Genomic prediction in pigs using data from a commercial crossbred population: insights from the Duroc x (Landrace x Yorkshire) three-way crossbreeding system.

机构信息

National Key Laboratory for Swine Genetics, Breeding and Production Technology, Jiangxi Agricultural University, Nanchang, 330045, China.

出版信息

Genet Sel Evol. 2023 Mar 28;55(1):21. doi: 10.1186/s12711-023-00794-2.

DOI:10.1186/s12711-023-00794-2
PMID:36977978
原文链接:https://pmc.ncbi.nlm.nih.gov/articles/PMC10053053/
Abstract

BACKGROUND

Genomic selection is widely applied for genetic improvement in livestock crossbreeding systems to select excellent nucleus purebred (PB) animals and to improve the performance of commercial crossbred (CB) animals. Most current predictions are based solely on PB performance. Our objective was to explore the potential application of genomic selection of PB animals using genotypes of CB animals with extreme phenotypes in a three-way crossbreeding system as the reference population. Using real genotyped PB as ancestors, we simulated the production of 100,000 pigs for a Duroc x (Landrace x Yorkshire) DLY crossbreeding system.
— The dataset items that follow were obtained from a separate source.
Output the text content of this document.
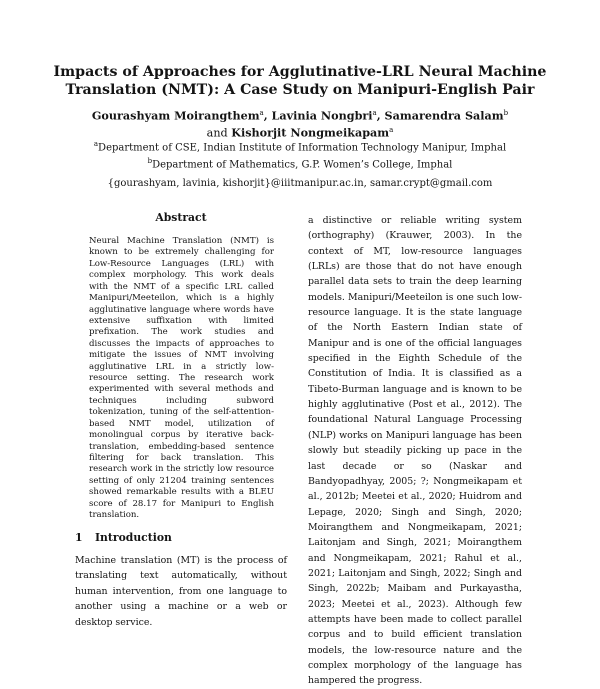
Impacts of Approaches for Agglutinative-LRL Neural Machine
Translation (NMT): A Case Study on Manipuri-English Pair
Gourashyam Moirangthem$^a$, Lavinia Nongbri$^a$, Samarendra Salam$^b$
and Kishorjit Nongmeikapam$^a$
$^a$Department of CSE, Indian Institute of Information Technology Manipur, Imphal
$^b$Department of Mathematics, G.P. Women’s College, Imphal
{gourashyam, lavinia, kishorjit}@iiitmanipur.ac.in, samar.crypt@gmail.com
Abstract

Neural Machine Translation (NMT) is known to be extremely challenging for Low-Resource Languages (LRL) with complex morphology. This work deals with the NMT of a specific LRL called Manipuri/Meeteilon, which is a highly agglutinative language where words have extensive suffixation with limited prefixation. The work studies and discusses the impacts of approaches to mitigate the issues of NMT involving agglutinative LRL in a strictly low-resource setting. The research work experimented with several methods and techniques including subword tokenization, tuning of the self-attention-based NMT model, utilization of monolingual corpus by iterative back-translation, embedding-based sentence filtering for back translation. This research work in the strictly low resource setting of only 21204 training sentences showed remarkable results with a BLEU score of 28.17 for Manipuri to English translation.

1 Introduction

Machine translation (MT) is the process of translating text automatically, without human intervention, from one language to another using a machine or a web or desktop service.

a distinctive or reliable writing system (orthography) (Krauwer, 2003). In the context of MT, low-resource languages (LRLs) are those that do not have enough parallel data sets to train the deep learning models. Manipuri/Meeteilon is one such low-resource language. It is the state language of the North Eastern Indian state of Manipur and is one of the official languages specified in the Eighth Schedule of the Constitution of India. It is classified as a Tibeto-Burman language and is known to be highly agglutinative (Post et al., 2012). The foundational Natural Language Processing (NLP) works on Manipuri language has been slowly but steadily picking up pace in the last decade or so (Naskar and Bandyopadhyay, 2005; ?; Nongmeikapam et al., 2012b; Meetei et al., 2020; Huidrom and Lepage, 2020; Singh and Singh, 2020; Moirangthem and Nongmeikapam, 2021; Laitonjam and Singh, 2021; Moirangthem and Nongmeikapam, 2021; Rahul et al., 2021; Laitonjam and Singh, 2022; Singh and Singh, 2022b; Maibam and Purkayastha, 2023; Meetei et al., 2023). Although few attempts have been made to collect parallel corpus and to build efficient translation models, the low-resource nature and the complex morphology of the language has hampered the progress.
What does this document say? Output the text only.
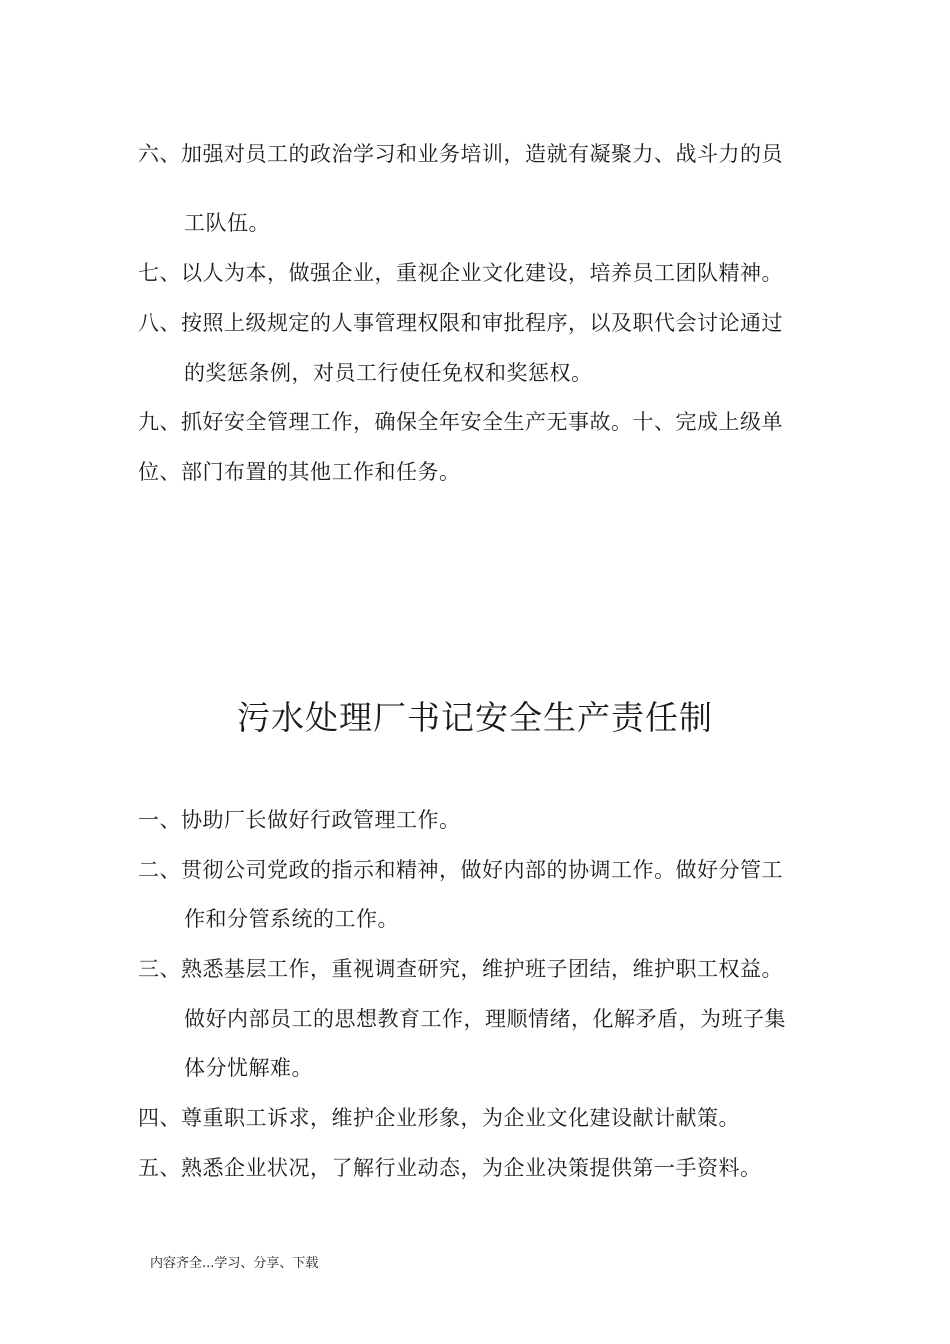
六、加强对员工的政治学习和业务培训，造就有凝聚力、战斗力的员
工队伍。
七、以人为本，做强企业，重视企业文化建设，培养员工团队精神。
八、按照上级规定的人事管理权限和审批程序，以及职代会讨论通过
的奖惩条例，对员工行使任免权和奖惩权。
九、抓好安全管理工作，确保全年安全生产无事故。十、完成上级单
位、部门布置的其他工作和任务。
污水处理厂书记安全生产责任制
一、协助厂长做好行政管理工作。
二、贯彻公司党政的指示和精神，做好内部的协调工作。做好分管工
作和分管系统的工作。
三、熟悉基层工作，重视调查研究，维护班子团结，维护职工权益。
做好内部员工的思想教育工作，理顺情绪，化解矛盾，为班子集
体分忧解难。
四、尊重职工诉求，维护企业形象，为企业文化建设献计献策。
五、熟悉企业状况，了解行业动态，为企业决策提供第一手资料。
内容齐全...学习、分享、下载
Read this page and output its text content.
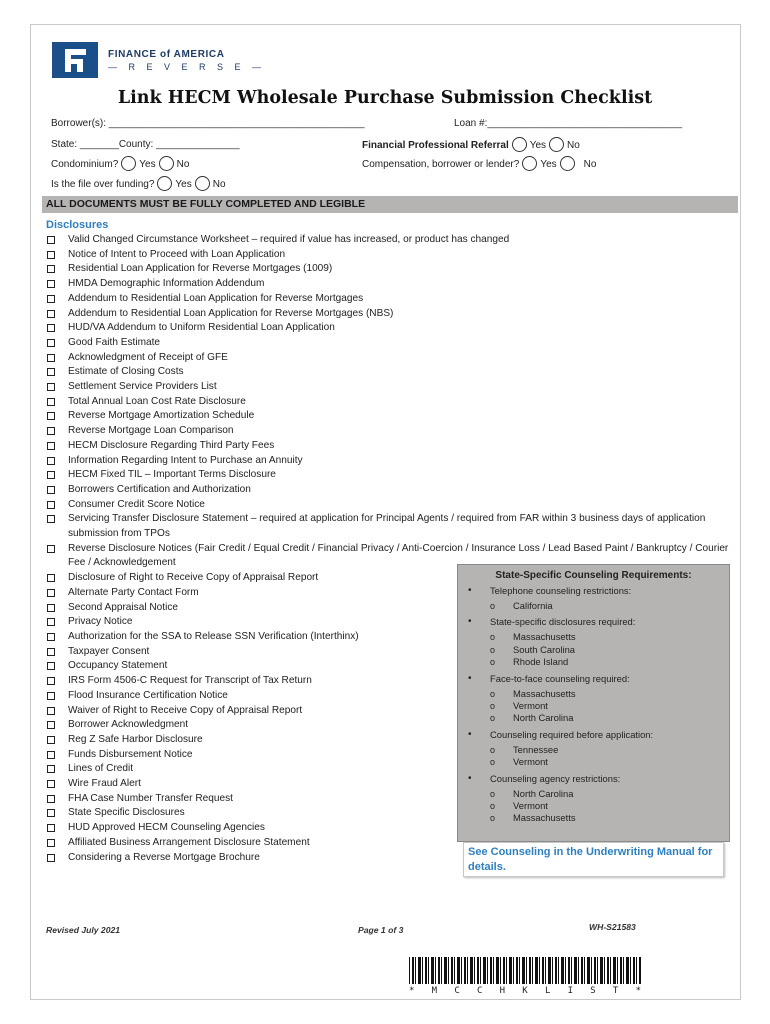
FINANCE of AMERICA
— R E V E R S E —
Link HECM Wholesale Purchase Submission Checklist
Borrower(s): ______________________________________________	Loan #:___________________________________
State: _______County: _______________	Financial Professional Referral Yes No
Condominium? Yes No	Compensation, borrower or lender? Yes	No
Is the file over funding? Yes No
ALL DOCUMENTS MUST BE FULLY COMPLETED AND LEGIBLE
Disclosures
Valid Changed Circumstance Worksheet – required if value has increased, or product has changed
Notice of Intent to Proceed with Loan Application
Residential Loan Application for Reverse Mortgages (1009)
HMDA Demographic Information Addendum
Addendum to Residential Loan Application for Reverse Mortgages
Addendum to Residential Loan Application for Reverse Mortgages (NBS)
HUD/VA Addendum to Uniform Residential Loan Application
Good Faith Estimate
Acknowledgment of Receipt of GFE
Estimate of Closing Costs
Settlement Service Providers List
Total Annual Loan Cost Rate Disclosure
Reverse Mortgage Amortization Schedule
Reverse Mortgage Loan Comparison
HECM Disclosure Regarding Third Party Fees
Information Regarding Intent to Purchase an Annuity
HECM Fixed TIL – Important Terms Disclosure
Borrowers Certification and Authorization
Consumer Credit Score Notice
Servicing Transfer Disclosure Statement – required at application for Principal Agents / required from FAR within 3 business days of application submission from TPOs
Reverse Disclosure Notices (Fair Credit / Equal Credit / Financial Privacy / Anti-Coercion / Insurance Loss / Lead Based Paint / Bankruptcy / Courier Fee / Acknowledgement
Disclosure of Right to Receive Copy of Appraisal Report
Alternate Party Contact Form
Second Appraisal Notice
Privacy Notice
Authorization for the SSA to Release SSN Verification (Interthinx)
Taxpayer Consent
Occupancy Statement
IRS Form 4506-C Request for Transcript of Tax Return
Flood Insurance Certification Notice
Waiver of Right to Receive Copy of Appraisal Report
Borrower Acknowledgment
Reg Z Safe Harbor Disclosure
Funds Disbursement Notice
Lines of Credit
Wire Fraud Alert
FHA Case Number Transfer Request
State Specific Disclosures
HUD Approved HECM Counseling Agencies
Affiliated Business Arrangement Disclosure Statement
Considering a Reverse Mortgage Brochure
State-Specific Counseling Requirements:
• Telephone counseling restrictions:
o California
• State-specific disclosures required:
o Massachusetts
o South Carolina
o Rhode Island
• Face-to-face counseling required:
o Massachusetts
o Vermont
o North Carolina
• Counseling required before application:
o Tennessee
o Vermont
• Counseling agency restrictions:
o North Carolina
o Vermont
o Massachusetts
See Counseling in the Underwriting Manual for details.
Revised July 2021	Page 1 of 3	WH-S21583
* M C C H K L I S T *
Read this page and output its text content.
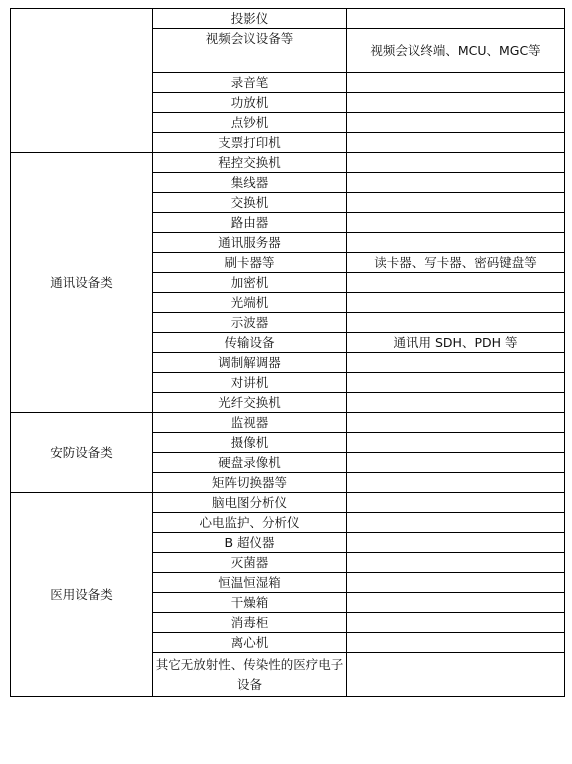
	投影仪	
	视频会议设备等	视频会议终端、MCU、MGC等
	录音笔	
	功放机	
	点钞机	
	支票打印机	
通讯设备类	程控交换机	
	集线器	
	交换机	
	路由器	
	通讯服务器	
	刷卡器等	读卡器、写卡器、密码键盘等
	加密机	
	光端机	
	示波器	
	传输设备	通讯用 SDH、PDH 等
	调制解调器	
	对讲机	
	光纤交换机	
安防设备类	监视器	
	摄像机	
	硬盘录像机	
	矩阵切换器等	
医用设备类	脑电图分析仪	
	心电监护、分析仪	
	B 超仪器	
	灭菌器	
	恒温恒湿箱	
	干燥箱	
	消毒柜	
	离心机	
	其它无放射性、传染性的医疗电子设备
The predictive performance of breeding values of PB animals for CB performance using genotypes and phenotypes of (1) PB animals, (2) DLY animals with extreme phenotypes, and (3) random DLY animals for traits of different heritabilities ([Formula: see text] = 0.1, 0.3, and 0.5) was compared across different reference population sizes (500 to 6500) and prediction models (genomic best linear unbiased prediction (GBLUP) and Bayesian sparse linear mixed model (BSLMM)).

RESULTS

Using a reference population consisting of CB animals with extreme phenotypes showed a definite predictive advantage for medium- and low-heritability traits and, in combination with the BSLMM model, significantly improved selection response for CB performance. For high-heritability traits, the predictive performance of a reference population of extreme CB phenotypes was comparable to that of PB phenotypes when the effect of the genetic correlation between PB and CB performance ([Formula: see text]) on the accuracy obtained with a PB reference population was considered, and the former could exceed the latter if the reference size was large enough. For the selection of the first and terminal sires in a three-way crossbreeding system, prediction using extreme CB phenotypes outperformed the use of PB phenotypes, while the optimal design of the reference group for the first dam depended on the percentage of individuals from the corresponding breed that the PB reference data comprised and on the heritability of the target trait.

CONCLUSIONS

A commercial crossbred population is promising for the design of the reference population for genomic prediction, and selective genotyping of CB animals with extreme phenotypes has the potential for maximizing genetic improvement for CB performance in the pig industry.

摘要

背景

基因组选择被广泛应用于家畜杂交繁育体系的遗传改良,以选择优秀的核心纯种(PB)动物,并提高商业杂交(CB)动物的性能。目前大多数预测仅基于 PB 的表现。我们的目标是探索使用具有极端表型的 CB 动物的基因型作为参考群体,对 PB 动物进行基因组选择的潜在应用。使用真实的 PB 基因型作为祖先,我们模拟了一个杜洛克猪x(长白猪x约克夏猪)DLY 杂交繁育体系中 10 万头猪的生产。使用不同遗传力([Formula: see text] = 0.1、0.3 和 0.5)的性状的 PB 动物基因型和表型(1)PB 动物、(2)极端表型的 DLY 动物和(3)随机 DLY 动物,比较了不同参考群体大小(500 至 6500)和预测模型(基因组最佳线性无偏预测(GBLUP)和贝叶斯稀疏线性混合模型(BSLMM))对 PB 动物对 CB 表现的育种值的预测性能。

结果

使用由具有极端表型的 CB 动物组成的参考群体,对中低遗传力性状具有明确的预测优势,并且与 BSLMM 模型结合,显著提高了 CB 表现的选择反应。对于高遗传力性状,如果考虑 PB 和 CB 性能之间遗传相关([Formula: see text])对使用 PB 参考群体获得的准确性的影响,则具有极端 CB 表型的参考群体的预测性能可与 PB 表型相媲美,并且如果参考群体足够大,前者可以超过后者。对于一个三杂交繁育体系的第一和终端公猪的选择,使用极端 CB 表型的预测优于使用 PB 表型,而对于第一母本的参考群体的最佳设计取决于相应品种的个体百分比以及目标性状的遗传力。

结论

商业杂交群体是基因组预测参考群体设计的有希望的选择,并且对具有极端表型的 CB 动物进行选择性基因分型有可能最大限度地提高猪产业中 CB 表现的遗传改良。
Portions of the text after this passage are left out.